Hay quien, desde ciertos altavoces y con una gran promoción mediática, se atreve a proclamar que el futuro de un niño depende únicamente del entorno familiar en el que nace. Afirman, con la petulancia de quienes han llegado al ático, en muchos casos no sin esfuerzo, que «el ascensor social no existe». Prefieren así bloquear el botón, quizás de forma inconsciente, para que nadie más suba. Pero entonces, ¿para qué existe la escuela? ¿Para decorar las aulas con pizarras y pupitres? ¿Para mantener entretenidas las horas del día y que las familias puedan conciliar? Porque si ya está todo escrito por los genes y dónde se nace, apaga y vámonos.

Por suerte, hay quienes creemos, con todos los límites que queráis ponerle, en el poder transformador de la educación. Sí, ese concepto pasado de moda, que para algunos se denomina rancio, pero milagroso. Tengo muy claro que no se trata de bajar el listón, sino de ofrecer todas las herramientas posibles para que cada alumno, venga de donde venga, pueda saltar tan alto como sus compañeros. Es curioso cómo la falsa inclusión de la que tanto alardean algunos parece más bien una exclusión maquillada. ¿Os suena la frase «no vamos a exigirles tanto porque, pobrecitos, no podrán». Es un insulto. A los niños y a la educación. Y a todo lo que se está invirtiendo en ella, tanto a nivel sociedad como a nivel individual.
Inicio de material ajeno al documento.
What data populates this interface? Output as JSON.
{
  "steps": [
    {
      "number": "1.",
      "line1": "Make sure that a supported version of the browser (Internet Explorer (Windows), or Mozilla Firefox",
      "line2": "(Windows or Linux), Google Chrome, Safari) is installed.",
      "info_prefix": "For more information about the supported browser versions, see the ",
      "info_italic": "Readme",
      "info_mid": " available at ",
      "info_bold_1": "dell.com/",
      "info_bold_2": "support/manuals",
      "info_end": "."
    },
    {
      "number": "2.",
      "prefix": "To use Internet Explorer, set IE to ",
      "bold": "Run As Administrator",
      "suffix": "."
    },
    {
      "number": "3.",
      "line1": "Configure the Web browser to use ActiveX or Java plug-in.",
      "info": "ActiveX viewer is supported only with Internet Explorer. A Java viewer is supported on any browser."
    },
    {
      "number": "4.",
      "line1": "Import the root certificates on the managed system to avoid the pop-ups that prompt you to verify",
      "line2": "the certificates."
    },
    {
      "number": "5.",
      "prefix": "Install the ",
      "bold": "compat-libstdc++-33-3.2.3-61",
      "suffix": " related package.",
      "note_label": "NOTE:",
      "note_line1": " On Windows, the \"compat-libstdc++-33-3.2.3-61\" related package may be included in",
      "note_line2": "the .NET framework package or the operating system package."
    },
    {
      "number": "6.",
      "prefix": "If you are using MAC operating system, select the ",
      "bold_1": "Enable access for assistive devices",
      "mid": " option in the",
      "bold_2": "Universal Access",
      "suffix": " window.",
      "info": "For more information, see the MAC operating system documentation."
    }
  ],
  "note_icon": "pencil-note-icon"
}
En lugar de bajar contenidos, deberíamos estar subiendo oportunidades. Démosles acceso a la educación y exijámosles. Ayudemos a las familias en dificultades para que puedan involucrarse más en la educación de sus hijos o que, el trabajo que se realiza en las aulas, no se quede solo ahí. Si creemos en el determinismo, algunos jamás podrán mejorar la situación de partida. Y eso es muy triste. Muy triste porque, al final, lo único que hace es perpetuar lo que, curiosamente, los que defienden una reducción de contenidos y aumento de herramientas para ir por la vida, defienden. A planchar y a hacer la cama, se aprende en otros lugares. Y creo que estoy siendo bastante claro, más todavía con los tiempos de los que disponemos para que ese alumnado más vulnerable pueda salir a flote.

La escuela no está para hacer sentir a nadie menos válido ni para perpetuar desigualdades. Está para enseñar que el esfuerzo, con el apoyo adecuado, puede derribar barreras. Así que no. No me voy a conformar con una educación que suene bien pero que no lleve a ninguna parte. Los más vulnerables no necesitan que les tengan lástima; necesitan que les abran puertas.

Si seguimos creyendo que la educación es la llave del progreso, tendremos que estar dispuestos a demostrarlo. No basta con discursos, ni con bajar la exigencia por su bien. Como diría cualquier alumno bien preparado: menos excusas, y más acción. Al fin y al cabo, el conocimiento no pesa. Lo que pesa es el prejuicio de aquellos que no quieren repartirlo.